Who can look on this character, teetering on precipices far above the mortal world, in the realm and the image of gods, and not see a cæsar? The atmosphere of the high peaks, the act of man rising from lowly holdings on the flatlands, speaks to the transformative action of vertical movement, speaks more to the spirit within the mountain, and within the man, than the material mechanics of body over stone, or boots over rock. In this way we see a mirroring of the stalwart spiritual stuff that informs both summit and summitter: while the intrepid climber finds himself growing in the atmosphere and under the influence of the mountain, there also existed a likeness in spirit before the mountaineer ever set foot on the scree, a likeness that was developed, nurtured by the self-transformative experience of his journey.

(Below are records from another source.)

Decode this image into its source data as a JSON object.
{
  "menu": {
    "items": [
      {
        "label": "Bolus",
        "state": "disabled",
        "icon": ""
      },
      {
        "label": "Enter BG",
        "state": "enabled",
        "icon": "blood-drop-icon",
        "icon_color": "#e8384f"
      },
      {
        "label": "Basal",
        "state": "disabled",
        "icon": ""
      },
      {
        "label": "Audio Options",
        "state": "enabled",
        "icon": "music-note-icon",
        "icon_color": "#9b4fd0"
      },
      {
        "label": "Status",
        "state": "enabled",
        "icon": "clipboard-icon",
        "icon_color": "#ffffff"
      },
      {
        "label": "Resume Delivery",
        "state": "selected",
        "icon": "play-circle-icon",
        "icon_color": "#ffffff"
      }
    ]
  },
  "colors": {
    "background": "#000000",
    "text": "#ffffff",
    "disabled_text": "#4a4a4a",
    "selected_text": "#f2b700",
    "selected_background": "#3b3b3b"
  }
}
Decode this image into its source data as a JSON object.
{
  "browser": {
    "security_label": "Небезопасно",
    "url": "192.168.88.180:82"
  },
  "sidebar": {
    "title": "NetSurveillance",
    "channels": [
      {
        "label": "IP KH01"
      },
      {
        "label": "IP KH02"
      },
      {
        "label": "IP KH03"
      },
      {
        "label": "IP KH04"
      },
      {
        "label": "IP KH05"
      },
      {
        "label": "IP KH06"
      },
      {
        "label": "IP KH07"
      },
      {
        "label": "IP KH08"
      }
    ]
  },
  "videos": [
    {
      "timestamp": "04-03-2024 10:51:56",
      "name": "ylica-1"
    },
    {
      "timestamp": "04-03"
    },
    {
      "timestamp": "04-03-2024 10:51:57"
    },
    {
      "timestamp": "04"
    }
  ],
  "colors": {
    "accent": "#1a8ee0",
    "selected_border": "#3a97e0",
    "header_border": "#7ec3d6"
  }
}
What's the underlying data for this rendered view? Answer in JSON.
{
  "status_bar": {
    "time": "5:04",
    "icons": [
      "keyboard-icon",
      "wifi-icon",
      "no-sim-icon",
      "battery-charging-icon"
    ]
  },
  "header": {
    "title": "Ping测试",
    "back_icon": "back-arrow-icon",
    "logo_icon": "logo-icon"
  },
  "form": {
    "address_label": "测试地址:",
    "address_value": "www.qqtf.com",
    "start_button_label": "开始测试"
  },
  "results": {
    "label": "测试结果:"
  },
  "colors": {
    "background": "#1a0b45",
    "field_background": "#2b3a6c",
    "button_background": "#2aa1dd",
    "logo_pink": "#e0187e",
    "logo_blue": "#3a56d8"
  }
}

There is a medicine in the industriousness of self-sacrifice, of the disconnection from the middling, small worries and meaningless actions that bear no actual spiritual consequence, hold no objective transcendental value, yet almost exclusively inform the modern, profane world. There is nobility in placing the self on a pyre, and like so many corpses on the Ganges, floating internally to a state of greater spiritual development. This is the medicine of mountains, the doctrine of blue squalls and roaring gales, of alpine wastes that seem beyond death, yet bloom resplendent with wildflowers in the summer sun. The seemingly initiatory practice that so many modern people focus on, the simple material act of placing one’s feet at the pinnacle of a mountain, is lost in the background noise of a million other things to post about online, a million other things to check off the bucket list. With the simple acknowledgement of the notion that you could die, that in actuality even mountains of relative technical simplicity are chaotic places that exist in a realm of spiritual initiation rather than physical, the dichotomy becomes clear.
There is a place in the Canadian Rockies, on the edge of Kananaskis Country, where red petroglyphs decorate a secluded rock wall up the side of a mountain. Their creators were Hopi people, indigenous to the American Southwest, and they traveled across the continent, leaving a subtle and transient mark in a place most people will probably never see. Some competing theories posit that the cultural motifs may have been graphical spoils of war, the rights to use them having been won by a rival tribe. Though the area in which the markings are found is not at a particularly stunning elevation, given the locale, it offers insight into the spiritual significance of the markings. A medicine man, hand outstretched holding a ring, or a drum, show the triumphant posture of a hero made for the vertical journey beyond self-limiting materialism, through the rigors of spiritual tests, up the side of a mountain, with a thundering will that bore him 2,400 km to find mountain-nature within himself.